Various metals such as lead, zinc, cadmium, nickel, copper and mercury are continuously being added to our soil ecosystem through different agrochemical usage, industrial waste disposal, application of urban sewage sludge, vehicle exhausts, and waste incineration and from many anthropogenic sources (Noumavo et al. 2016). These contaminations in our agricultural soils cause threat to food safety. Plants uptake different metals into their body and retains for a long days. As a result these metals can transferred to the higher tropic level like human and other animals.

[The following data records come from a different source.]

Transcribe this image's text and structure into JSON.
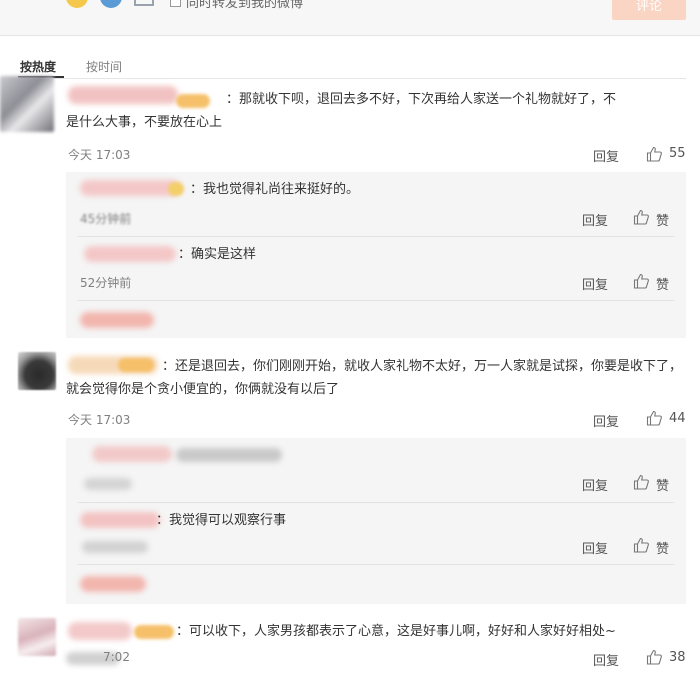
{
  "composer": {
    "checkbox_label": "同时转发到我的微博",
    "post_button": "评论"
  },
  "tabs": {
    "hot": "按热度",
    "time": "按时间"
  },
  "comments": [
    {
      "text": "：那就收下呗，退回去多不好，下次再给人家送一个礼物就好了，不是什么大事，不要放在心上",
      "time": "今天 17:03",
      "reply": "回复",
      "likes": "55",
      "replies": [
        {
          "text": "：我也觉得礼尚往来挺好的。",
          "time": "45分钟前",
          "reply": "回复",
          "like": "赞"
        },
        {
          "text": "：确实是这样",
          "time": "52分钟前",
          "reply": "回复",
          "like": "赞"
        }
      ]
    },
    {
      "text": "：还是退回去，你们刚刚开始，就收人家礼物不太好，万一人家就是试探，你要是收下了，就会觉得你是个贪小便宜的，你俩就没有以后了",
      "time": "今天 17:03",
      "reply": "回复",
      "likes": "44",
      "replies": [
        {
          "reply": "回复",
          "like": "赞"
        },
        {
          "text": "：我觉得可以观察行事",
          "reply": "回复",
          "like": "赞"
        }
      ]
    },
    {
      "text": "：可以收下，人家男孩都表示了心意，这是好事儿啊，好好和人家好好相处~",
      "time_suffix": "7:02",
      "reply": "回复",
      "likes": "38"
    }
  ],
  "colors": {
    "accent_orange": "#fa7d3c",
    "badge": "#f5c069",
    "text_muted": "#808080",
    "reply_bg": "#f5f5f5"
  },
  "icons": [
    "emoji-icon",
    "topic-icon",
    "picture-icon",
    "thumbs-up-icon"
  ]
}
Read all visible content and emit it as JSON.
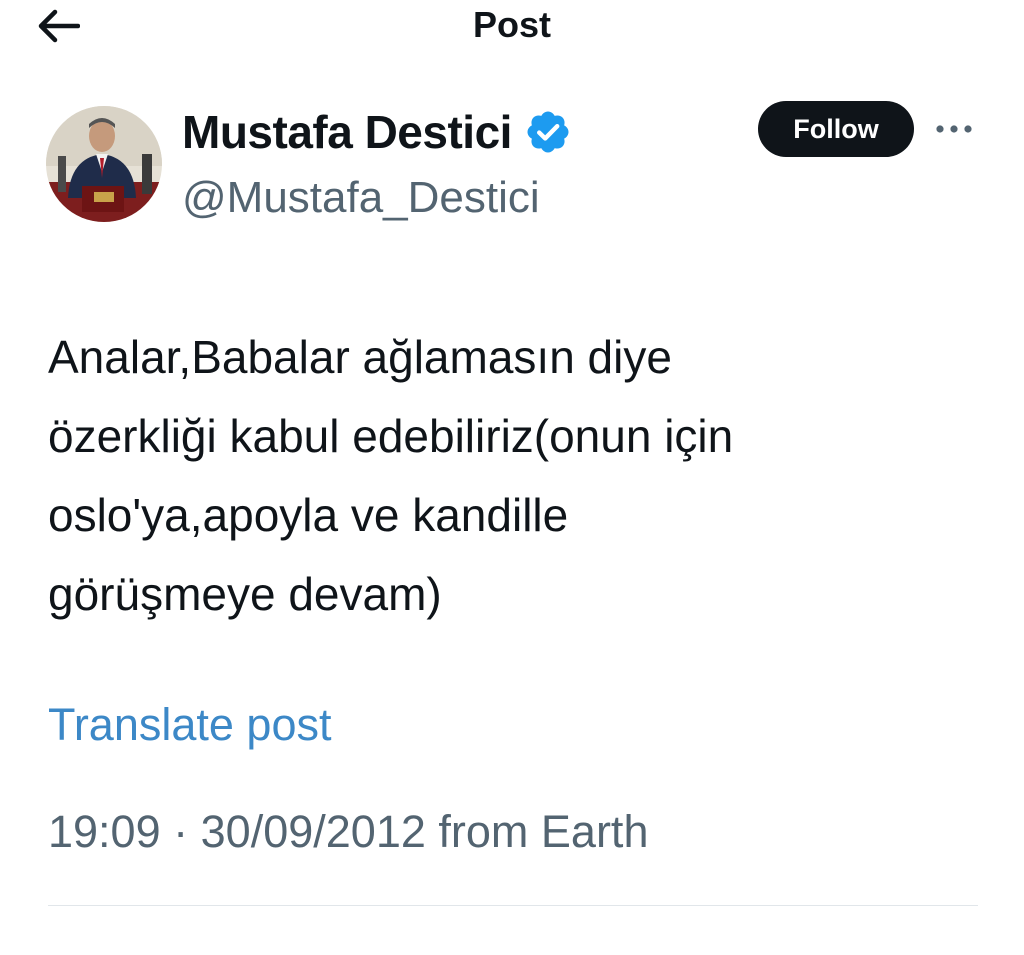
{
  "header": {
    "title": "Post",
    "back_icon": "arrow-left-icon"
  },
  "author": {
    "name": "Mustafa Destici",
    "handle": "@Mustafa_Destici",
    "verified_icon": "verified-badge-icon",
    "verified_color": "#1d9bf0"
  },
  "actions": {
    "follow_label": "Follow",
    "more_icon": "more-horizontal-icon"
  },
  "post": {
    "lines": [
      "Analar,Babalar ağlamasın diye",
      "özerkliği kabul edebiliriz(onun için",
      "oslo'ya,apoyla ve kandille",
      "görüşmeye devam)"
    ],
    "translate_label": "Translate post",
    "time": "19:09",
    "separator": "·",
    "date": "30/09/2012",
    "source": "from Earth"
  },
  "colors": {
    "text": "#0f1419",
    "secondary": "#536471",
    "link": "#3c88c7",
    "follow_bg": "#0f1419"
  }
}
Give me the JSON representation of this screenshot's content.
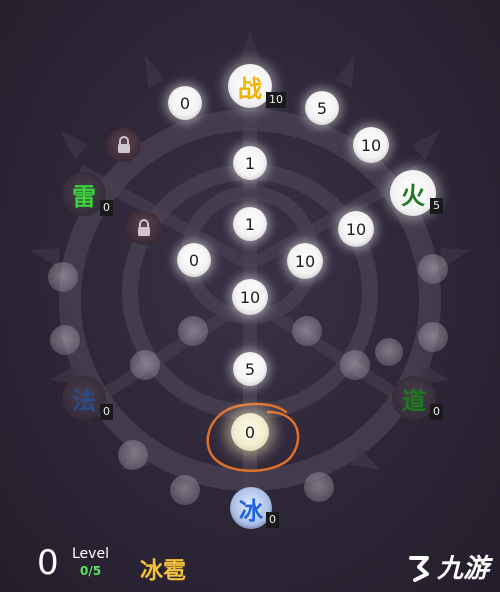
{
  "colors": {
    "background": "#2b2435",
    "ring": "#4a4154",
    "selection_circle": "#e0702a",
    "level_progress": "#5ee35e",
    "skill_name": "#f2c23a",
    "element_zhan": "#f0b400",
    "element_huo": "#1c7a1c",
    "element_lei": "#3ad43a",
    "element_fa": "#2a4a8a",
    "element_dao": "#1c7a1c",
    "element_bing": "#1f63e0"
  },
  "elements": [
    {
      "id": "zhan",
      "label": "战",
      "count": "10"
    },
    {
      "id": "huo",
      "label": "火",
      "count": "5"
    },
    {
      "id": "lei",
      "label": "雷",
      "count": "0"
    },
    {
      "id": "fa",
      "label": "法",
      "count": "0"
    },
    {
      "id": "dao",
      "label": "道",
      "count": "0"
    },
    {
      "id": "bing",
      "label": "冰",
      "count": "0"
    }
  ],
  "nodes": [
    {
      "id": "n1",
      "value": "0"
    },
    {
      "id": "n2",
      "value": "5"
    },
    {
      "id": "n3",
      "value": "10"
    },
    {
      "id": "n4",
      "value": "1"
    },
    {
      "id": "n5",
      "value": "10"
    },
    {
      "id": "n6",
      "value": "1"
    },
    {
      "id": "n7",
      "value": "0"
    },
    {
      "id": "n8",
      "value": "10"
    },
    {
      "id": "n9",
      "value": "10"
    },
    {
      "id": "n10",
      "value": "5"
    },
    {
      "id": "n11",
      "value": "0"
    }
  ],
  "locked_icon": "lock-icon",
  "hud": {
    "points": "0",
    "level_label": "Level",
    "level_progress": "0/5",
    "skill_name": "冰雹"
  },
  "watermark": {
    "text": "九游",
    "icon": "jiuyou-logo-icon"
  }
}
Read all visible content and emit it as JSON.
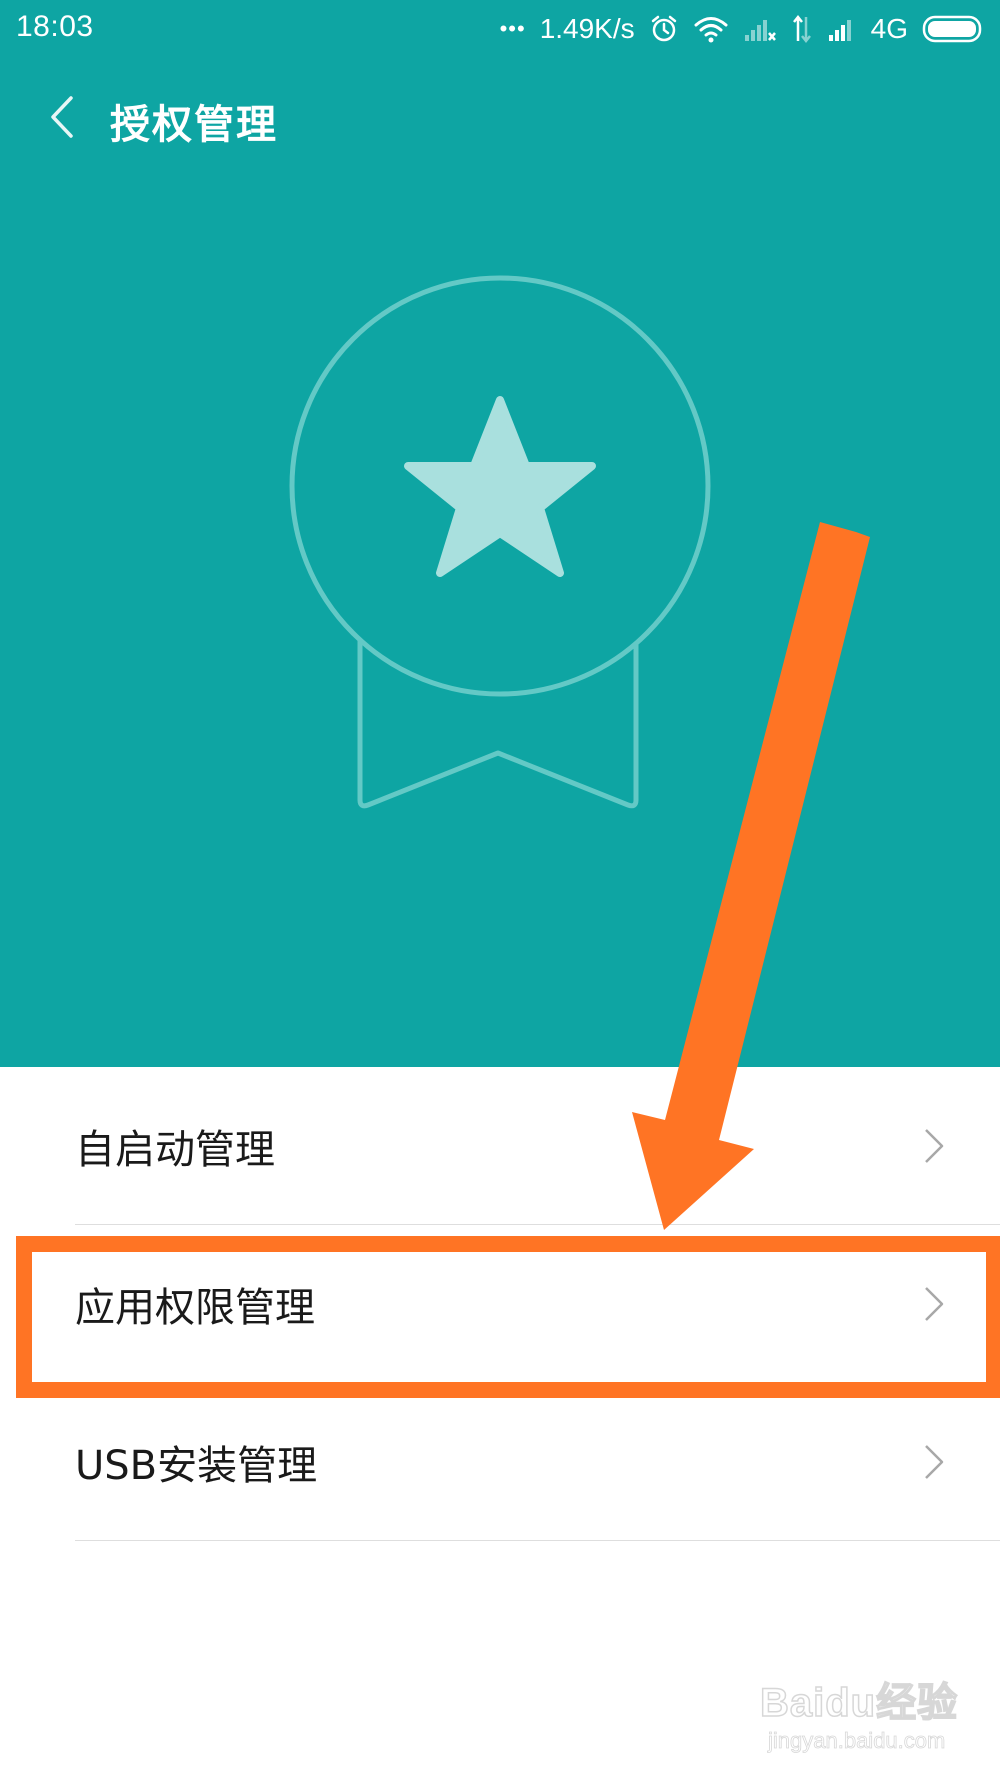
{
  "status_bar": {
    "time": "18:03",
    "dots": "•••",
    "net_speed": "1.49K/s",
    "network_type": "4G",
    "icons": [
      "more-dots-icon",
      "alarm-icon",
      "wifi-icon",
      "signal-no-sim-icon",
      "data-transfer-icon",
      "signal-icon",
      "battery-icon"
    ]
  },
  "header": {
    "title": "授权管理",
    "background_color": "#0ea5a3",
    "illustration": "award-badge-icon"
  },
  "list": {
    "items": [
      {
        "label": "自启动管理",
        "icon": "chevron-right-icon"
      },
      {
        "label": "应用权限管理",
        "icon": "chevron-right-icon"
      },
      {
        "label": "USB安装管理",
        "icon": "chevron-right-icon"
      }
    ]
  },
  "annotation": {
    "color": "#ff7424",
    "highlighted_item": "应用权限管理"
  },
  "watermark": {
    "logo": "Baidu经验",
    "url": "jingyan.baidu.com"
  }
}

Cadmium inhibits plant growth, hampers plant water relationship and ion metabolism, inhibits chlorophyll biosynthesis, inhibits many enzymes like Fructose bis-phosphatase, Fructose 6 phosphate kinase, Phosphoenolpyruvate carboxylase, NADP+ glyceraldehyde-3-phosphate dehydrogenase Ribulose-1,5-bisphosphate carboxylase oxygenase, and Carbonic anhydrase (Krantev, Yordanova, and Popova 2006; Popova et al. 2009). Cd act as a potent nephrotoxin and class-I carcinogen in animals. Lead (Pb) persists in the environment for a long time and causes anemia, reproductive impairment, renal failure, neurodegenerative damage etc. (Eslami et al. 2011). Pb badly affects plants in the seed germination, biomass production, root-shoot growth, chlorophyll content and ion distribution (Trvedi and Erdei 1992; He 1990).

These heavy metals affect a considerable harmful effect on environment, soil ecosystems and human health due to their mobility and solubility (Kabata-Pendias 1992). Frequently, the soil may be contaminated as much as a harmful waste (Berti and Jacob, 1996). In developing countries, heavy metals contamination in soil is a much talkative concern (Yanez et al., 2002; Pramanik et al. 2016; Pal and Sengupta, 2019). It is now important to remediate the contaminated soil to develop suitable agricultural land.